国王もロルフの策に気づいており、ざわめく周囲の者達を手で制すると立ち上がる。


「決闘は明日、この時間にて行う。訓練場を貸し切り一対一の決闘だ。立ち合いは余が行う!異論はないな!?」

国王に意を反する者などいない。

クライスはもう一度ロルフに目配せするとお互いに頷いた。





無名とアルトバイゼン王国魔法師団副長による決闘の噂は瞬く間に広がっていった。

それは他の勇者の耳にも入る。


「は?無名が決闘?今度は何をやらかしたんだよ……」

黒峰は呆れた表情で決闘の話を持ってきた茜に言う。


「んーアタシも知らないですね。まあどうせ無礼な態度を取ったとかそんな所じゃないですか?」

茜は結構王城を動き回る。

その時に偶然聞こえてきたメイド達の会話をそのまま黒峰に伝えていた。


「あの人問題しか起こさねーな……」

大輝はベットの上で包帯に巻かれながら、呆れた表情を見せる。

片腕は失ったが莉奈の回復魔法のお陰で顔色はかなり良くなってきていた。


「で、その決闘はいつか聞いたか?」

「明日らしいですよ。せっかくなんで見に行きましょうよ!アイツがどれだけ強くなったか見ておきたいですし!」

茜の言う通り他のみんなも今の無名の実力がどれ程のものなのか知りたかった。

この世界に来ておよそ半年。

黒峰は今や一人前の剣士となり、茜や莉奈も精鋭の魔法使いとして活躍できるくらいには力を付けていた。

それだけの時間があったからこそ4人は成長できた。

ただ同じ時間だけ無名も成長しているだろう事は想像できる。

この世界に来た当初ですら無名の実力は一線を画していた。


「もし彼が無茶をやらかしそうになったら、止めなければならないな」

「アタシが宙に浮かばせてやりますよ!」

茜の魔法なら人一人浮かばせるなど簡単な事だ。

宙に浮かされればたとえ無名が凄い魔法を使えたとしても数秒の隙は出来る。

そうなれば今度は黒峰の出番だ。

多少怪我を負わせてしまうかもしれないが、勢い余って無名が副団長を殺してしまう悲劇は避けられる。

最悪の場合、莉奈が回復すればいいだけだ。

黒峰はそう考えていた。


数か月ぶりに顔を合わせる事になるが、黒峰は少しだけ楽しみにも思えていた。

知り合いのいないこの世界で、同じ境遇の同性である社会人は彼だけだ。

仲良くなっておきたいのは当然であった。


性格は難ありだが無名のような人の心がないタイプの人間など芸能界では腐る程見てきたのだ。
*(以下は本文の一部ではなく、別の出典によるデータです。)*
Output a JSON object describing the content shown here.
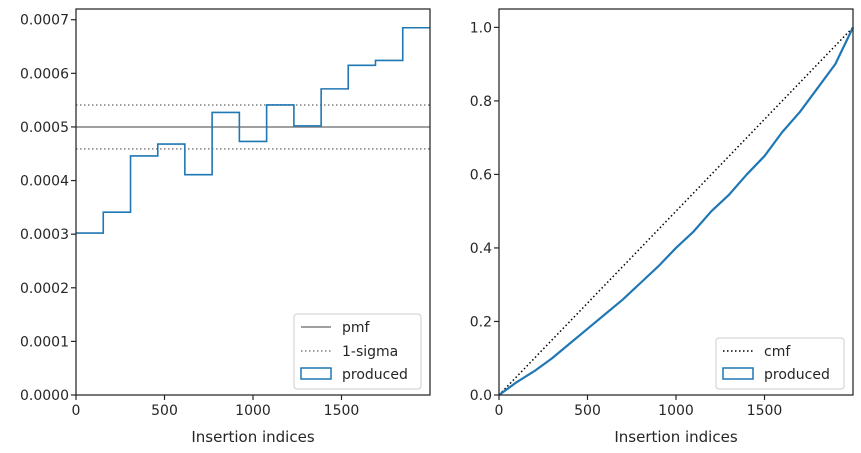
{
  "colors": {
    "series": "#1f77b4",
    "reference": "#808080",
    "cmf": "#000000",
    "axis": "#262626",
    "legend_border": "#cccccc"
  },
  "chart_data": [
    {
      "type": "step",
      "title": "",
      "xlabel": "Insertion indices",
      "ylabel": "",
      "xlim": [
        0,
        2000
      ],
      "ylim": [
        0,
        0.00072
      ],
      "xticks": [
        0,
        500,
        1000,
        1500
      ],
      "xtick_labels": [
        "0",
        "500",
        "1000",
        "1500"
      ],
      "yticks": [
        0,
        0.0001,
        0.0002,
        0.0003,
        0.0004,
        0.0005,
        0.0006,
        0.0007
      ],
      "ytick_labels": [
        "0.0000",
        "0.0001",
        "0.0002",
        "0.0003",
        "0.0004",
        "0.0005",
        "0.0006",
        "0.0007"
      ],
      "grid": false,
      "legend_position": "bottom-right",
      "bin_edges": [
        0,
        154,
        308,
        462,
        615,
        769,
        923,
        1077,
        1231,
        1385,
        1538,
        1692,
        1846,
        2000
      ],
      "produced": [
        0.000302,
        0.000341,
        0.000446,
        0.000468,
        0.000411,
        0.000527,
        0.000473,
        0.000541,
        0.000502,
        0.000571,
        0.000615,
        0.000624,
        0.000685
      ],
      "pmf": 0.0005,
      "sigma_upper": 0.000541,
      "sigma_lower": 0.000459,
      "legend": [
        "pmf",
        "1-sigma",
        "produced"
      ]
    },
    {
      "type": "line",
      "title": "",
      "xlabel": "Insertion indices",
      "ylabel": "",
      "xlim": [
        0,
        2000
      ],
      "ylim": [
        0,
        1.05
      ],
      "xticks": [
        0,
        500,
        1000,
        1500
      ],
      "xtick_labels": [
        "0",
        "500",
        "1000",
        "1500"
      ],
      "yticks": [
        0,
        0.2,
        0.4,
        0.6,
        0.8,
        1.0
      ],
      "ytick_labels": [
        "0.0",
        "0.2",
        "0.4",
        "0.6",
        "0.8",
        "1.0"
      ],
      "grid": false,
      "legend_position": "bottom-right",
      "cmf": {
        "x": [
          0,
          2000
        ],
        "y": [
          0,
          1.0
        ]
      },
      "produced": {
        "x": [
          0,
          100,
          200,
          300,
          400,
          500,
          600,
          700,
          800,
          900,
          1000,
          1100,
          1200,
          1300,
          1400,
          1500,
          1600,
          1700,
          1800,
          1900,
          2000
        ],
        "y": [
          0,
          0.035,
          0.065,
          0.1,
          0.14,
          0.18,
          0.22,
          0.26,
          0.305,
          0.35,
          0.4,
          0.445,
          0.5,
          0.545,
          0.6,
          0.65,
          0.715,
          0.77,
          0.835,
          0.9,
          1.0
        ]
      },
      "legend": [
        "cmf",
        "produced"
      ]
    }
  ]
}
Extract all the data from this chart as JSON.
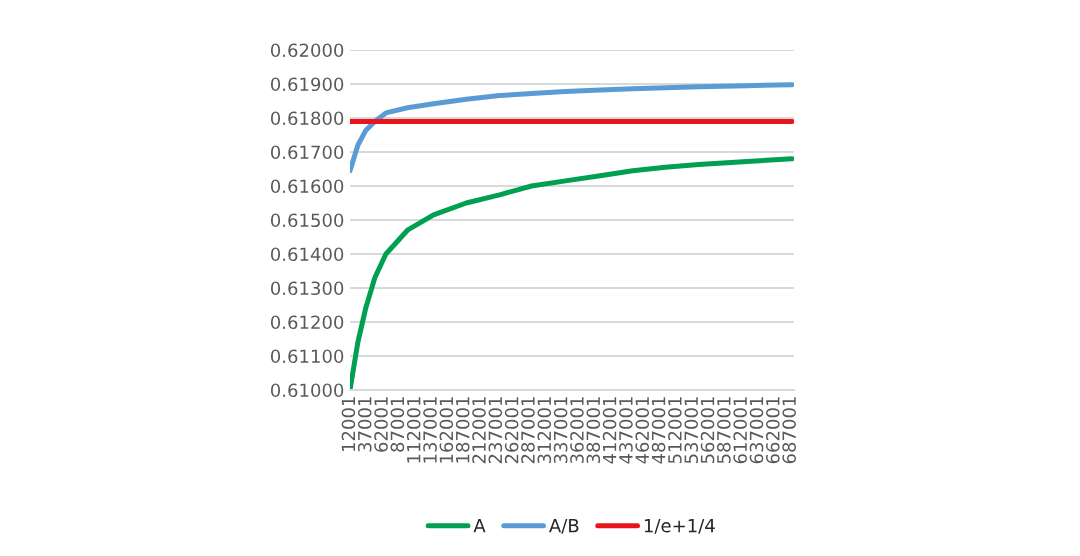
{
  "chart_data": {
    "type": "line",
    "x": [
      12001,
      24000,
      36000,
      50000,
      67000,
      100000,
      140000,
      190000,
      241000,
      290000,
      342000,
      395000,
      445000,
      495000,
      546000,
      620000,
      689000
    ],
    "series": [
      {
        "name": "A",
        "color": "#00a050",
        "values": [
          0.61,
          0.6114,
          0.6124,
          0.6133,
          0.614,
          0.6147,
          0.61515,
          0.6155,
          0.61574,
          0.616,
          0.61615,
          0.6163,
          0.61645,
          0.61655,
          0.61663,
          0.61672,
          0.6168
        ]
      },
      {
        "name": "A/B",
        "color": "#5b9bd5",
        "values": [
          0.61645,
          0.6172,
          0.61763,
          0.6179,
          0.61815,
          0.6183,
          0.61842,
          0.61855,
          0.61866,
          0.61872,
          0.61878,
          0.61882,
          0.61886,
          0.61889,
          0.61892,
          0.61895,
          0.61898
        ]
      },
      {
        "name": "1/e+1/4",
        "color": "#e8141c",
        "values": [
          0.6179,
          0.6179,
          0.6179,
          0.6179,
          0.6179,
          0.6179,
          0.6179,
          0.6179,
          0.6179,
          0.6179,
          0.6179,
          0.6179,
          0.6179,
          0.6179,
          0.6179,
          0.6179,
          0.6179
        ]
      }
    ],
    "xlim": [
      12001,
      692001
    ],
    "xticks": [
      12001,
      37001,
      62001,
      87001,
      112001,
      137001,
      162001,
      187001,
      212001,
      237001,
      262001,
      287001,
      312001,
      337001,
      362001,
      387001,
      412001,
      437001,
      462001,
      487001,
      512001,
      537001,
      562001,
      587001,
      612001,
      637001,
      662001,
      687001
    ],
    "ylim": [
      0.61,
      0.62
    ],
    "yticks": [
      {
        "value": 0.61,
        "label": "0.61000"
      },
      {
        "value": 0.611,
        "label": "0.61100"
      },
      {
        "value": 0.612,
        "label": "0.61200"
      },
      {
        "value": 0.613,
        "label": "0.61300"
      },
      {
        "value": 0.614,
        "label": "0.61400"
      },
      {
        "value": 0.615,
        "label": "0.61500"
      },
      {
        "value": 0.616,
        "label": "0.61600"
      },
      {
        "value": 0.617,
        "label": "0.61700"
      },
      {
        "value": 0.618,
        "label": "0.61800"
      },
      {
        "value": 0.619,
        "label": "0.61900"
      },
      {
        "value": 0.62,
        "label": "0.62000"
      }
    ],
    "grid": "y",
    "legend": "bottom",
    "marker": "none",
    "line_style": "solid"
  }
}
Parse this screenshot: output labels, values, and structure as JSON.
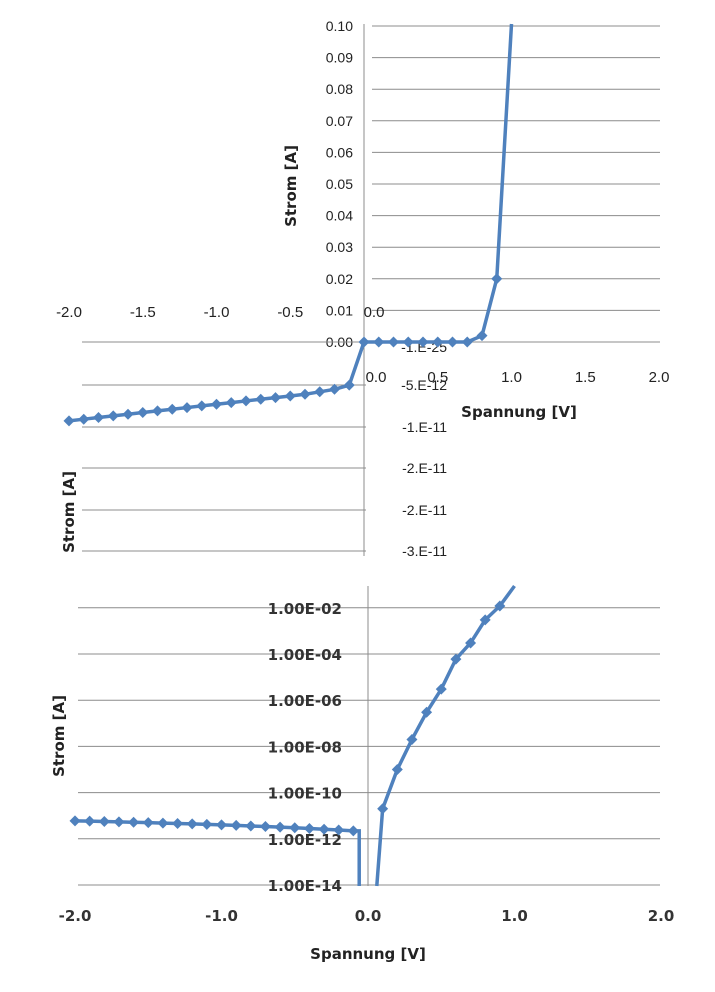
{
  "chart_data": [
    {
      "type": "line",
      "panel": "linear",
      "xlabel": "Spannung [V]",
      "ylabel_upper": "Strom [A]",
      "ylabel_lower": "Strom [A]",
      "xlim": [
        -2.0,
        2.0
      ],
      "ylim_upper": [
        0.0,
        0.1
      ],
      "x_tick_labels": [
        "-2.0",
        "-1.5",
        "-1.0",
        "-0.5",
        "0.0",
        "0.5",
        "1.0",
        "1.5",
        "2.0"
      ],
      "y_tick_labels_upper": [
        "0.00",
        "0.01",
        "0.02",
        "0.03",
        "0.04",
        "0.05",
        "0.06",
        "0.07",
        "0.08",
        "0.09",
        "0.10"
      ],
      "y_tick_labels_lower": [
        "-1.E-25",
        "-5.E-12",
        "-1.E-11",
        "-2.E-11",
        "-2.E-11",
        "-3.E-11"
      ],
      "grid": true,
      "color": "#4F81BD",
      "series": [
        {
          "x": [
            0.0,
            0.1,
            0.2,
            0.3,
            0.4,
            0.5,
            0.6,
            0.7,
            0.8,
            0.9,
            1.0
          ],
          "y": [
            0.0,
            0.0,
            0.0,
            0.0,
            0.0,
            0.0,
            0.0,
            0.0,
            0.002,
            0.02,
            0.15
          ]
        },
        {
          "x": [
            -2.0,
            -1.9,
            -1.8,
            -1.7,
            -1.6,
            -1.5,
            -1.4,
            -1.3,
            -1.2,
            -1.1,
            -1.0,
            -0.9,
            -0.8,
            -0.7,
            -0.6,
            -0.5,
            -0.4,
            -0.3,
            -0.2,
            -0.1,
            0.0
          ],
          "y": [
            -9.5e-12,
            -9.3e-12,
            -9.1e-12,
            -8.9e-12,
            -8.7e-12,
            -8.5e-12,
            -8.3e-12,
            -8.1e-12,
            -7.9e-12,
            -7.7e-12,
            -7.5e-12,
            -7.3e-12,
            -7.1e-12,
            -6.9e-12,
            -6.7e-12,
            -6.5e-12,
            -6.3e-12,
            -6e-12,
            -5.7e-12,
            -5.2e-12,
            0.0
          ]
        }
      ]
    },
    {
      "type": "line",
      "panel": "log",
      "xlabel": "Spannung [V]",
      "ylabel": "Strom [A]",
      "xlim": [
        -2.0,
        2.0
      ],
      "y_scale": "log",
      "ylim": [
        1e-14,
        0.1
      ],
      "x_tick_labels": [
        "-2.0",
        "-1.0",
        "0.0",
        "1.0",
        "2.0"
      ],
      "y_tick_labels": [
        "1.00E-14",
        "1.00E-12",
        "1.00E-10",
        "1.00E-08",
        "1.00E-06",
        "1.00E-04",
        "1.00E-02"
      ],
      "grid": true,
      "color": "#4F81BD",
      "series": [
        {
          "x": [
            -2.0,
            -1.9,
            -1.8,
            -1.7,
            -1.6,
            -1.5,
            -1.4,
            -1.3,
            -1.2,
            -1.1,
            -1.0,
            -0.9,
            -0.8,
            -0.7,
            -0.6,
            -0.5,
            -0.4,
            -0.3,
            -0.2,
            -0.1
          ],
          "y": [
            6e-12,
            5.8e-12,
            5.6e-12,
            5.4e-12,
            5.2e-12,
            5e-12,
            4.8e-12,
            4.6e-12,
            4.4e-12,
            4.2e-12,
            4e-12,
            3.8e-12,
            3.6e-12,
            3.4e-12,
            3.2e-12,
            3e-12,
            2.8e-12,
            2.6e-12,
            2.4e-12,
            2.2e-12
          ]
        },
        {
          "x": [
            0.1,
            0.2,
            0.3,
            0.4,
            0.5,
            0.6,
            0.7,
            0.8,
            0.9,
            1.0
          ],
          "y": [
            2e-11,
            1e-09,
            2e-08,
            3e-07,
            3e-06,
            6e-05,
            0.0003,
            0.003,
            0.012,
            0.1
          ]
        }
      ]
    }
  ]
}
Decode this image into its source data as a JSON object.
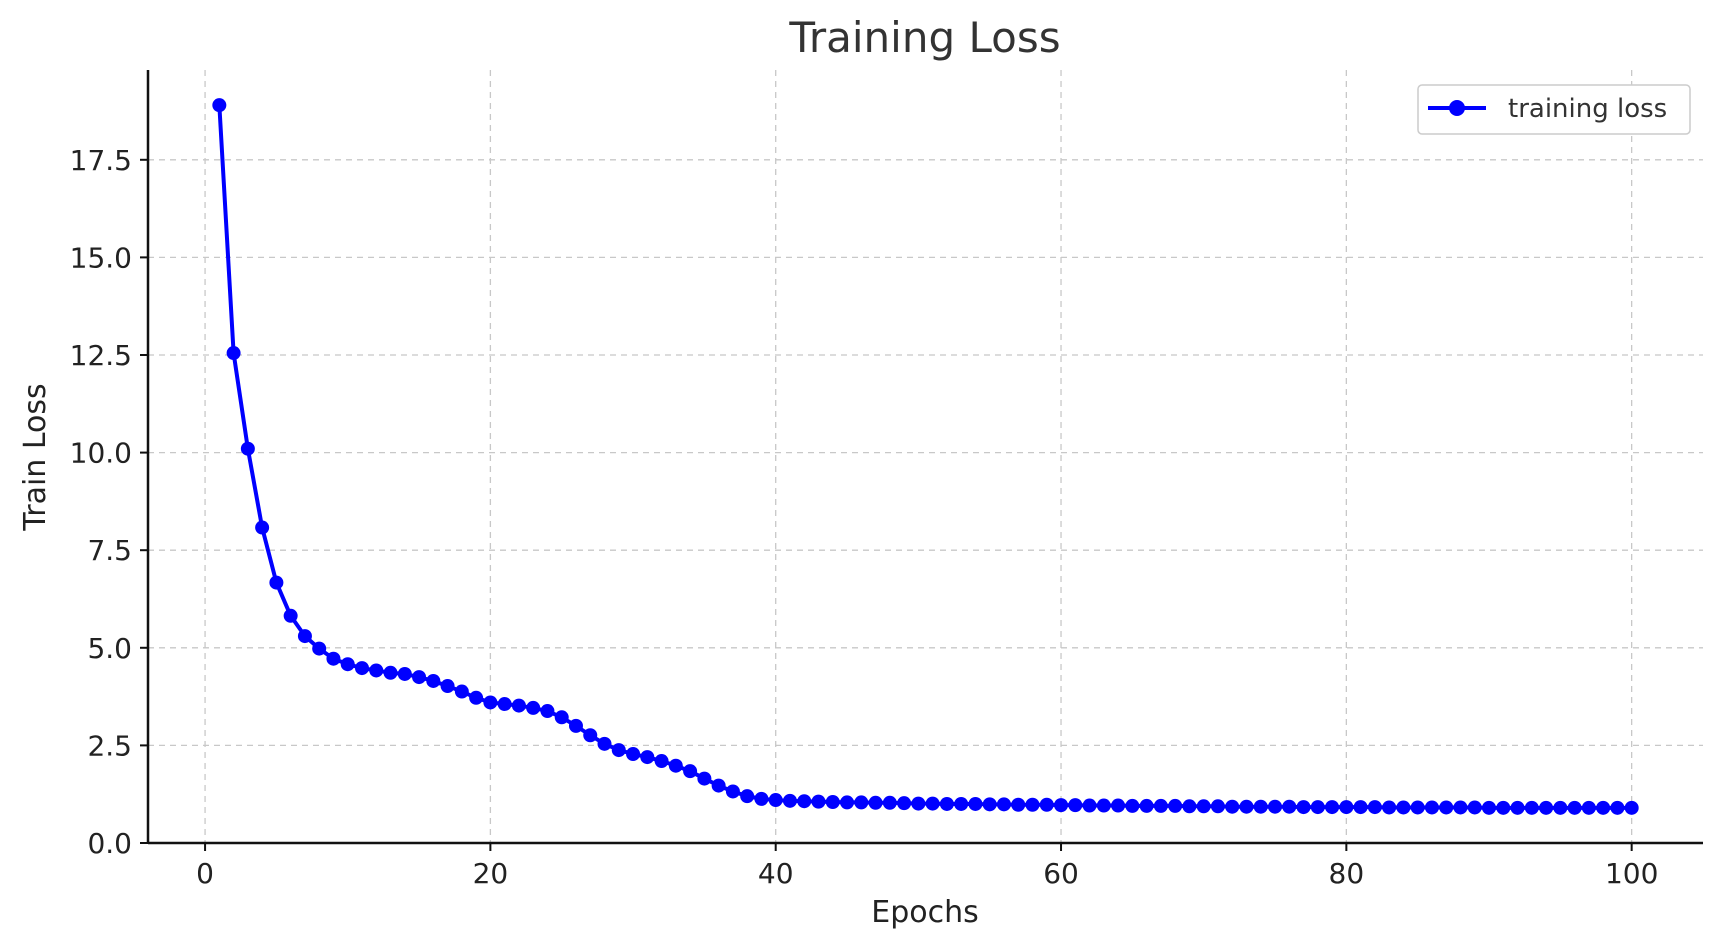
{
  "chart_data": {
    "type": "line",
    "title": "Training Loss",
    "xlabel": "Epochs",
    "ylabel": "Train Loss",
    "xlim": [
      -4,
      105
    ],
    "ylim": [
      0,
      19.8
    ],
    "x_ticks": [
      0,
      20,
      40,
      60,
      80,
      100
    ],
    "x_tick_labels": [
      "0",
      "20",
      "40",
      "60",
      "80",
      "100"
    ],
    "y_ticks": [
      0,
      2.5,
      5,
      7.5,
      10,
      12.5,
      15,
      17.5
    ],
    "y_tick_labels": [
      "0.0",
      "2.5",
      "5.0",
      "7.5",
      "10.0",
      "12.5",
      "15.0",
      "17.5"
    ],
    "grid": true,
    "legend_position": "top-right",
    "series": [
      {
        "name": "training loss",
        "color": "#0000ff",
        "marker": "circle",
        "x": [
          1,
          2,
          3,
          4,
          5,
          6,
          7,
          8,
          9,
          10,
          11,
          12,
          13,
          14,
          15,
          16,
          17,
          18,
          19,
          20,
          21,
          22,
          23,
          24,
          25,
          26,
          27,
          28,
          29,
          30,
          31,
          32,
          33,
          34,
          35,
          36,
          37,
          38,
          39,
          40,
          41,
          42,
          43,
          44,
          45,
          46,
          47,
          48,
          49,
          50,
          51,
          52,
          53,
          54,
          55,
          56,
          57,
          58,
          59,
          60,
          61,
          62,
          63,
          64,
          65,
          66,
          67,
          68,
          69,
          70,
          71,
          72,
          73,
          74,
          75,
          76,
          77,
          78,
          79,
          80,
          81,
          82,
          83,
          84,
          85,
          86,
          87,
          88,
          89,
          90,
          91,
          92,
          93,
          94,
          95,
          96,
          97,
          98,
          99,
          100
        ],
        "y": [
          18.9,
          12.55,
          10.1,
          8.08,
          6.67,
          5.82,
          5.3,
          4.98,
          4.72,
          4.58,
          4.48,
          4.42,
          4.36,
          4.33,
          4.25,
          4.15,
          4.02,
          3.88,
          3.72,
          3.6,
          3.56,
          3.52,
          3.46,
          3.38,
          3.22,
          3.0,
          2.76,
          2.54,
          2.38,
          2.28,
          2.2,
          2.1,
          1.98,
          1.84,
          1.65,
          1.47,
          1.32,
          1.2,
          1.13,
          1.1,
          1.08,
          1.07,
          1.06,
          1.05,
          1.04,
          1.04,
          1.03,
          1.03,
          1.02,
          1.01,
          1.01,
          1.0,
          1.0,
          1.0,
          0.99,
          0.99,
          0.98,
          0.98,
          0.98,
          0.97,
          0.97,
          0.96,
          0.96,
          0.96,
          0.95,
          0.95,
          0.95,
          0.95,
          0.94,
          0.94,
          0.94,
          0.93,
          0.93,
          0.93,
          0.93,
          0.93,
          0.92,
          0.92,
          0.92,
          0.92,
          0.92,
          0.92,
          0.91,
          0.91,
          0.91,
          0.91,
          0.91,
          0.91,
          0.91,
          0.9,
          0.9,
          0.9,
          0.9,
          0.9,
          0.9,
          0.9,
          0.9,
          0.9,
          0.9,
          0.9
        ]
      }
    ]
  }
}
黒峰にとっては慣れた相手であり、ある程度仲良くなれる自信もある。


茜も芸能界にいる人間だが、アイドルという立場もありほぼ関わりはない。

俳優である黒峰からすれば殆ど初対面みたいなものだ。



ただ明日の決闘で無茶苦茶な事をしでかさないよう祈るばかりであった。